Close to 1 in 3 adolescents in the U.S. received mental health treatment in 2023, the Substance Abuse and Mental Health Services Administration reported Tuesday, which works out to around 8.3 million young people between the ages of 12 and 17 getting counseling, medication or another treatment.
The result is among the findings now released from SAMHSA’s National Survey on Drug Use and Health for 2023. The federal agency’s sweeping annual poll is closely tracked by mental health and addiction experts.It includes a broad range of questions asked to Americans ages 12 and older living in the community, not in care facilities.
The most common type of mental health treatment was meeting with a provider in an outpatient setting, like at an office of a therapist or school counseling center.
Among adolescents, the biggest increase from 2022 was in the number getting medication for mental health treatment. SAMHSA estimates that 13.9% of those age 12 to 17 received such a prescription in 2023. That is up from 12.8% the year before, though the agency said that the increase was not statistically significant.
The share of adults receiving mental health treatment has also climbed, from 21.8% in the 2022 survey to 23% in 2023. Among adults, 16.3% got prescription medication for mental health treatment, compared to 15.2% in 2022.
SAMHSA officials said they saw the increase as a positive development, citing efforts to normalize and destigmatize seeking out mental health treatment.
“We think it’s a good thing that more people are accessing and connecting with mental health treatment. Certainly that has been a focus of the Biden Harris administration to make treatment more accessible, to help people know that treatment and services and supports are available,” Assistant Secretary for Mental Health and Substance Use Miriam Delphin-Rittmon told reporters at a briefing Tuesday.
Rates of adolescents getting mental health treatment has increased virtually every year since 2009 in SAMHSA’s survey results, though the agency has cautioned against directly comparing against results from before 2021 due to changes in how the survey was done.
In 2022, the survey estimated that 7.7 million ages 12 to 17 years old had received mental health treatment of some kind, or 29.8%. The increase amounts to more than 500,000 additional adolescents getting treatment in 2023, SAMHSA said.

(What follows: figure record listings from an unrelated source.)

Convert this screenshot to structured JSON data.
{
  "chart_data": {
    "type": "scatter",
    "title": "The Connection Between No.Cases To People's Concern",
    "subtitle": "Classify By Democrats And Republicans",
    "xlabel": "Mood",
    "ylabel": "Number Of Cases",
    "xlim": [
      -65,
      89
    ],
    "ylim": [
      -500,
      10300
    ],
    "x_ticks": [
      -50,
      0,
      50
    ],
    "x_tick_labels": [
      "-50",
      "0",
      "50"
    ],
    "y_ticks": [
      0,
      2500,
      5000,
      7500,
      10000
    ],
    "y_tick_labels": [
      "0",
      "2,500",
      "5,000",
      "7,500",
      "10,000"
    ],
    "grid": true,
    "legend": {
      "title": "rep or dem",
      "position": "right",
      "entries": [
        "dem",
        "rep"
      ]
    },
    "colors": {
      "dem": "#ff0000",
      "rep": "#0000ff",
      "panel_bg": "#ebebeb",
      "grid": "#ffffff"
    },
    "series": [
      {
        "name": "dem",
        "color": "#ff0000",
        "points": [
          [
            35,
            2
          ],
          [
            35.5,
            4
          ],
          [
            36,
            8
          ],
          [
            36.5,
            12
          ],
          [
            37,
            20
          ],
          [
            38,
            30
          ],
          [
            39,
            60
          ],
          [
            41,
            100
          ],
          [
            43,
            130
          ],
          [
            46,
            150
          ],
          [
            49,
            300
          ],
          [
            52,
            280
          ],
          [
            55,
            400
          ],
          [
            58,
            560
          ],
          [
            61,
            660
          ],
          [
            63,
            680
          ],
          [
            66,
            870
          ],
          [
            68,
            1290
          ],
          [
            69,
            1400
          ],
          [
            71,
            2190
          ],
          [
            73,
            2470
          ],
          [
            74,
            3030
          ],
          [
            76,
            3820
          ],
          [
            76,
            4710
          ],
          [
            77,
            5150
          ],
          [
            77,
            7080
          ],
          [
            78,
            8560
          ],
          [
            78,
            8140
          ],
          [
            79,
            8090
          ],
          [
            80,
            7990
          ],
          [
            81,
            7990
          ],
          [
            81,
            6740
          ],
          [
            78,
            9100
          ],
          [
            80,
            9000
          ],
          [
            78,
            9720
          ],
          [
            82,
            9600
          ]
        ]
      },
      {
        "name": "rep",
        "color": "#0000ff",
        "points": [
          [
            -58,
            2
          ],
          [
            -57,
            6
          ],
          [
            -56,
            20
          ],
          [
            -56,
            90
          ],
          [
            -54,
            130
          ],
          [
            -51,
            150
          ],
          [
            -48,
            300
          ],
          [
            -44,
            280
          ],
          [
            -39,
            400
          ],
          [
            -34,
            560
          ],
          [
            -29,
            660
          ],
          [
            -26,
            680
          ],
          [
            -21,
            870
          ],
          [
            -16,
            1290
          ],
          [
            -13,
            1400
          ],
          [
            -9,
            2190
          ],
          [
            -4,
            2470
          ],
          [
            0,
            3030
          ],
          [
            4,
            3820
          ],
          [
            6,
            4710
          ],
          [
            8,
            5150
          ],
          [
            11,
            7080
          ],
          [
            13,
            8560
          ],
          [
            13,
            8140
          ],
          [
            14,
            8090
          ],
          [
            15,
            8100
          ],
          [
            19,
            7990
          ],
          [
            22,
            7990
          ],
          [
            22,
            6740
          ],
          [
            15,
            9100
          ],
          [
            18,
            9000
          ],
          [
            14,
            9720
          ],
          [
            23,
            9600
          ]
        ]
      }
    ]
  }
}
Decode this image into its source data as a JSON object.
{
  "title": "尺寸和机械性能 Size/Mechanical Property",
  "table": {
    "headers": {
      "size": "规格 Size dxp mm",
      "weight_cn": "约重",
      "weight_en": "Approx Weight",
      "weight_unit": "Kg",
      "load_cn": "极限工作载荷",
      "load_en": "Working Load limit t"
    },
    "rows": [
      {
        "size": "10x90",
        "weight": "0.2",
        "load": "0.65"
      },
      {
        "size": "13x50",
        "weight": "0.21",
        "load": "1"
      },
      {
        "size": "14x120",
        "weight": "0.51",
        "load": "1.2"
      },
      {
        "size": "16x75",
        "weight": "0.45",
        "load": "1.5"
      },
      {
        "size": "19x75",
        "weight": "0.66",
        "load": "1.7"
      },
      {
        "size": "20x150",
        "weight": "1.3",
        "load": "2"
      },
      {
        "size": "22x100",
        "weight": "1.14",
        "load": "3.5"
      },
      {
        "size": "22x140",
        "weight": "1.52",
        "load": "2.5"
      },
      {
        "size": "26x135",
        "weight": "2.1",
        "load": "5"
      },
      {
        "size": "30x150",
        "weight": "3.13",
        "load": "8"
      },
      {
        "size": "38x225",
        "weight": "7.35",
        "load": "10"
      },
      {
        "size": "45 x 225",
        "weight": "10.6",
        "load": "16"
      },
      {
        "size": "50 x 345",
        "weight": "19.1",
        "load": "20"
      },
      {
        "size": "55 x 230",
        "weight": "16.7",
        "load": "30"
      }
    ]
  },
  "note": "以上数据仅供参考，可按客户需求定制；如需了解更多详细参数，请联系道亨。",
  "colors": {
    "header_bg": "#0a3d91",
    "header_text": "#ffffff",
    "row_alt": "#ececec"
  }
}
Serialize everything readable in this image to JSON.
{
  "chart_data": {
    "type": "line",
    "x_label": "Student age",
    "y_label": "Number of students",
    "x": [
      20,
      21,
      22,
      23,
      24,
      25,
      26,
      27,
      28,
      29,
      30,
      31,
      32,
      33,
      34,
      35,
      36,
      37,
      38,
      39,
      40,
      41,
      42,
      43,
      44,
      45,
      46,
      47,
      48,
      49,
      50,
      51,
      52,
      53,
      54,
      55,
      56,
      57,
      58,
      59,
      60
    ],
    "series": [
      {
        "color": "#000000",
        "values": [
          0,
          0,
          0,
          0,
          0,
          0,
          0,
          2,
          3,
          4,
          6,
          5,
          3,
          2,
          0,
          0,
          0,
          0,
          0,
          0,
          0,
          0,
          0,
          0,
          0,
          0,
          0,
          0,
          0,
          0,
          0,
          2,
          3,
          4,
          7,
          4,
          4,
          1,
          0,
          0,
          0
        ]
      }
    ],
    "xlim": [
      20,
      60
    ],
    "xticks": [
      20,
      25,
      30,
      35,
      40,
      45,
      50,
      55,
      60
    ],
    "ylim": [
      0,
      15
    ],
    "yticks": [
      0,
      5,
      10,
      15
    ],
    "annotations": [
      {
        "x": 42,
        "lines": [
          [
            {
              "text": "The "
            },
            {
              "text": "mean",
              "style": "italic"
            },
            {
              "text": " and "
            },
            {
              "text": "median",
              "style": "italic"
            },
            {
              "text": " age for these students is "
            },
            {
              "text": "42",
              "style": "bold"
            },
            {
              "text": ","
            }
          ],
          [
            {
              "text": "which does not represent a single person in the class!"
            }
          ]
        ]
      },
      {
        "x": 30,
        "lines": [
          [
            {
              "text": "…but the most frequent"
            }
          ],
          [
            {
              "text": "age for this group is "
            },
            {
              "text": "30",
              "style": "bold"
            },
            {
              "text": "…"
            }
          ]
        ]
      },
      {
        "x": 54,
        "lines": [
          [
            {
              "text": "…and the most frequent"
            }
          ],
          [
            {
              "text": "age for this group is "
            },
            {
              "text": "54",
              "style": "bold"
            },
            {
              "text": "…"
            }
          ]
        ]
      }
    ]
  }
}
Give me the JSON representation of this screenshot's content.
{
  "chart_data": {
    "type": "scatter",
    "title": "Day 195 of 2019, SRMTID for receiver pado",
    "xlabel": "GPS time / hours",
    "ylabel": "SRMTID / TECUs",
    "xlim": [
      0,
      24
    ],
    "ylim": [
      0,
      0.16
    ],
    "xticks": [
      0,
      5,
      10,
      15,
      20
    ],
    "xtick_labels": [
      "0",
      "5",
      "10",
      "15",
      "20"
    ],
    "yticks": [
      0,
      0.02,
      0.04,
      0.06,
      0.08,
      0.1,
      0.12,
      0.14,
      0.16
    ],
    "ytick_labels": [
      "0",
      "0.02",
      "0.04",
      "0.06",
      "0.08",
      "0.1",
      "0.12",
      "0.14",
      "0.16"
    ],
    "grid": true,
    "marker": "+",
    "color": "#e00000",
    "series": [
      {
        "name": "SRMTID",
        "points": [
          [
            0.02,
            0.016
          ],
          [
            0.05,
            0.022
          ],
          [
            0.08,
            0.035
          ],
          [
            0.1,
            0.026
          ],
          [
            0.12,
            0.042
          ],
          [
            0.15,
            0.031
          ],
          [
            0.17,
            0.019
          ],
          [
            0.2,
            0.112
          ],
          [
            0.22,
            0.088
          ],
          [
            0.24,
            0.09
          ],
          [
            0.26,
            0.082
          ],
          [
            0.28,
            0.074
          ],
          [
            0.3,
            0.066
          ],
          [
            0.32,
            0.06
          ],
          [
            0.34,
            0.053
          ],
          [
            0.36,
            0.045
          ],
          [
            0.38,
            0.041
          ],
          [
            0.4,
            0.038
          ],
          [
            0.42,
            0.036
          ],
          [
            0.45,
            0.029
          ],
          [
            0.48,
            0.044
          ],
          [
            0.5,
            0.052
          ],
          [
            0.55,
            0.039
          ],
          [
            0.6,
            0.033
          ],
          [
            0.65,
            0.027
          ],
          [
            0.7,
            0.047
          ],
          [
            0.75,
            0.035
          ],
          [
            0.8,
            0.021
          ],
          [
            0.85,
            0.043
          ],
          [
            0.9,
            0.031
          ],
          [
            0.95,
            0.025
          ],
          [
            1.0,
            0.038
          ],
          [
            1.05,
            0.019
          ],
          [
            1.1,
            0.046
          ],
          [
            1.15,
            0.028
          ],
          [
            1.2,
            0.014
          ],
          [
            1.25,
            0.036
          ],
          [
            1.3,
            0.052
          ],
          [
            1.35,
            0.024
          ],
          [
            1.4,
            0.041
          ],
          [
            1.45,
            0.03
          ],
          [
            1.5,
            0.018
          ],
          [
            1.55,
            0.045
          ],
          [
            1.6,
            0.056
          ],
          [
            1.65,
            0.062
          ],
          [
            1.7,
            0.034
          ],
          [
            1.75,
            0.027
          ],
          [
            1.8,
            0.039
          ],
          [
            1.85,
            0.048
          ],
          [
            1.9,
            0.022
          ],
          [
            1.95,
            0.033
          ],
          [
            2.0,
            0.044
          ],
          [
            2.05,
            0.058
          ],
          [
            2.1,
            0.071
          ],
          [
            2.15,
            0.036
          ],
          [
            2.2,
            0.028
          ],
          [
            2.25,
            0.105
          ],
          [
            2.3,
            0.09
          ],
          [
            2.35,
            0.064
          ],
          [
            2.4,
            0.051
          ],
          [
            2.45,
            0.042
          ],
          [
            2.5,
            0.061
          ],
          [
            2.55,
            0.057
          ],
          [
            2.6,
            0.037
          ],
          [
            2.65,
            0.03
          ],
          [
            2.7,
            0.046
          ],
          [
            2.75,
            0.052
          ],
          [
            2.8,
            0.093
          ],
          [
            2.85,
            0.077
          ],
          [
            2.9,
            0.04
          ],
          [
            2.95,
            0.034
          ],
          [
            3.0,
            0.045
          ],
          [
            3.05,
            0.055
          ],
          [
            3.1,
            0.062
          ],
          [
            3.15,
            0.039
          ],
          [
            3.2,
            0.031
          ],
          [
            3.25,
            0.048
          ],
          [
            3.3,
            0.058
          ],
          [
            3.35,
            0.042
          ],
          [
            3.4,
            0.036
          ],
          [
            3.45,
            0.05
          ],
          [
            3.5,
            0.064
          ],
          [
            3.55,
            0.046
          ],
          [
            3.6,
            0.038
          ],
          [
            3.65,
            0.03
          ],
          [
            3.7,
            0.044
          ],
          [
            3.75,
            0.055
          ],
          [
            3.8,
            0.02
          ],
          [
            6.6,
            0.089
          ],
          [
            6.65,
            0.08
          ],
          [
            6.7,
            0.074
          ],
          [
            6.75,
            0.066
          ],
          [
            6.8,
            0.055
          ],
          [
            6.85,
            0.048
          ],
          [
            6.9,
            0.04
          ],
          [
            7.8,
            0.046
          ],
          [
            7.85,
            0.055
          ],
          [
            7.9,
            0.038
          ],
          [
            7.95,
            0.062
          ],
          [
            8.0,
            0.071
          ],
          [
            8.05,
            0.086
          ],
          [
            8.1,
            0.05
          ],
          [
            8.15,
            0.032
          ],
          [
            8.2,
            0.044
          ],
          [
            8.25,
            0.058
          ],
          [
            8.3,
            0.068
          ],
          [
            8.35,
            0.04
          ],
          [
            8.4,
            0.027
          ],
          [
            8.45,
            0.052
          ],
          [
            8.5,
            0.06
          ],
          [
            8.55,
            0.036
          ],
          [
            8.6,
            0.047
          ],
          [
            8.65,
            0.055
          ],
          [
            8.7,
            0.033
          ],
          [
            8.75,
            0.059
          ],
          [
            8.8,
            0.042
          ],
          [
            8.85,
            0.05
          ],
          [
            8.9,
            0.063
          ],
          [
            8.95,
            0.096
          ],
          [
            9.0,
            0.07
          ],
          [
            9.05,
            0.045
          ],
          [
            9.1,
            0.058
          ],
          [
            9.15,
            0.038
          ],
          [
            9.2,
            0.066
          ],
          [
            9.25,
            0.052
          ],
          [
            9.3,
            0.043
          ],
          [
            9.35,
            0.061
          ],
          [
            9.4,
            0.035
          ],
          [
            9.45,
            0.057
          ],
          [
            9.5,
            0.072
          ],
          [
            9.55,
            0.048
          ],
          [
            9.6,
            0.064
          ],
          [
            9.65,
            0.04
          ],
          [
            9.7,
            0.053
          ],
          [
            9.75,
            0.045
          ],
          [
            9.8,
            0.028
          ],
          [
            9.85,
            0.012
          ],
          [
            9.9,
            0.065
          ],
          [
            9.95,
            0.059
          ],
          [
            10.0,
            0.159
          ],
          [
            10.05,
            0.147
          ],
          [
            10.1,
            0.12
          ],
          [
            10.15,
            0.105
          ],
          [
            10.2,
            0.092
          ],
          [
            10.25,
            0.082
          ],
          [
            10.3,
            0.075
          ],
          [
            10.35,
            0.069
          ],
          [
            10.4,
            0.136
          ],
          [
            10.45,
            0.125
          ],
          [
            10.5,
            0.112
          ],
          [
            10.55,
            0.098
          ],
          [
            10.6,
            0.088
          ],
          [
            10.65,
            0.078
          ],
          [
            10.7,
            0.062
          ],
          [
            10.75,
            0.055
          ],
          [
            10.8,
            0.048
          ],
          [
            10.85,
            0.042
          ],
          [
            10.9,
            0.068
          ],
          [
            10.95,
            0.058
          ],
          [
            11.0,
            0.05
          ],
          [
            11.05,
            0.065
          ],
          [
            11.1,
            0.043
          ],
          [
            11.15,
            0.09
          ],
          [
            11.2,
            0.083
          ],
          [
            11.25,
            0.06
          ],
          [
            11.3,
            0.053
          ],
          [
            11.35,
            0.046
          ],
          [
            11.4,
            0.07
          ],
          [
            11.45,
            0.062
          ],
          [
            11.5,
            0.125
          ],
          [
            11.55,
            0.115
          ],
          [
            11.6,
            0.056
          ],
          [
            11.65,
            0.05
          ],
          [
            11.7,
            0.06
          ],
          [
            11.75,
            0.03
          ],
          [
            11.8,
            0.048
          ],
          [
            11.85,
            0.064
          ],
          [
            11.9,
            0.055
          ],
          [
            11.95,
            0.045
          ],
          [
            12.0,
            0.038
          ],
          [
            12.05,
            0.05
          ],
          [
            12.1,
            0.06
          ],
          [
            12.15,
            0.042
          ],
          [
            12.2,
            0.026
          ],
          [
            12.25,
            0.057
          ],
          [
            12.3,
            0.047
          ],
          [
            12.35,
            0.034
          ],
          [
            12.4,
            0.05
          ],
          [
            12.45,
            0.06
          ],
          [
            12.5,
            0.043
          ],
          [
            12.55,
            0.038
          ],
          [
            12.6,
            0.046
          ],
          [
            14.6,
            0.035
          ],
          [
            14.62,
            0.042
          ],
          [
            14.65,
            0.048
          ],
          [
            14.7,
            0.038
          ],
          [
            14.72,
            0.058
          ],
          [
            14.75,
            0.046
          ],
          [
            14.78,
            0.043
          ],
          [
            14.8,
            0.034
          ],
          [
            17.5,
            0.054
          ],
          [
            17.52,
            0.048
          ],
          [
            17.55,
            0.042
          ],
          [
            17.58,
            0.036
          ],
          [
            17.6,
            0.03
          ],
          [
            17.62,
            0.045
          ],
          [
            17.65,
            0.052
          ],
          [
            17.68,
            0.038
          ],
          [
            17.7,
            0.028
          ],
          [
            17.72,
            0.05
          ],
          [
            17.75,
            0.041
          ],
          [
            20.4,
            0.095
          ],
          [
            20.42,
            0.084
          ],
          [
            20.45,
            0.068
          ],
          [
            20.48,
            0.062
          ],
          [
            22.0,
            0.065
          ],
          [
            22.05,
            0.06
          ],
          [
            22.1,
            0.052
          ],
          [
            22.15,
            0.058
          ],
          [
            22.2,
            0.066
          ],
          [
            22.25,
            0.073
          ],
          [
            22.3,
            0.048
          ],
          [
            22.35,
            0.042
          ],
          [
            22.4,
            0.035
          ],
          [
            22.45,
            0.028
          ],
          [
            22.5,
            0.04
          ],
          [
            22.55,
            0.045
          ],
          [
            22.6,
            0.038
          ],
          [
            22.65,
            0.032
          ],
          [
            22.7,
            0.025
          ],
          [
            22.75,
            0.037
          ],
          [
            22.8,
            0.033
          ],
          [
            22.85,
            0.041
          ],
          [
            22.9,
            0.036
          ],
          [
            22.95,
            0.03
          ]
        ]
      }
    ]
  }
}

The rate of adolescents reporting having a major depressive episode has remained roughly flat since 2021, at 18.1% of those 12 to 17 years old, or 4.5 million.
Psychiatrists classify a major depressive episode as a period of feeling depressed for at least two weeks, to the point where the person has problems with daily tasks like sleeping and eating or thoughts of death or suicide.
“The report shows us that we must remain steadfast in our efforts to address the mental health and substance use crises,” Delphin-Rittmon said.
SAMHSA’s survey found that traditional cigarette use has continued to slow nationwide, dropping to 13.7% or 38.7 million adolescents and adults overall in 2023.
Meanwhile, nicotine vaping has increased to 9.4% of adolescents and adults, or 26.6 million people, up from 8.3% in 2022.
Around 11.7% of people vaping nicotine were underage, similar to last year’s results. Other federal surveys have reported finding that e-cigarette use in high school students could be declining significantly, but levels in middle school students have not.
SAMHSA said its survey found that marijuana use overall was roughly flat from last year, at 21.8% or 61.8 million adolescents and adults smoking or taking weed.
Among only users too young to legally use marijuana — which is illegal under age 21, even in states that have otherwise legalized it — SAMHSA found that underage use has decreased to 18.4%.
The decline was too small to be statistically significant, the agency cautioned, and is above the 17.9% it was in 2021.
The most common mode of using marijuana was smoking, at 77% of those adolescents and adults who have used marijuana in the past year. Close to half of users said they had consumed edible or beverage products containing it.
While trends of using most substances did not see major shifts in 2023’s survey, alcohol use did see a statistically significant drop.
In 2023, 47.5% of adults and adolescents — about 134.7 million Americans — reported drinking alcohol in the past month, down from 48.7% in 2022.
But rates of alcohol abuse were virtually unchanged in 2023, at 21.7% reporting binge drinking and 5.8% reporting “heavy alcohol use,” defined as binge drinking for at least five days a month.
Around 10.2% of adolescents and adults (28.9 million people) reported drinking to the point where they met the criteria of alcohol use disorder.
By age, rates of alcohol use disorder remain highest in young adults ages 18 to 25. More than 15% of young adults met the criteria for alcohol use disorder.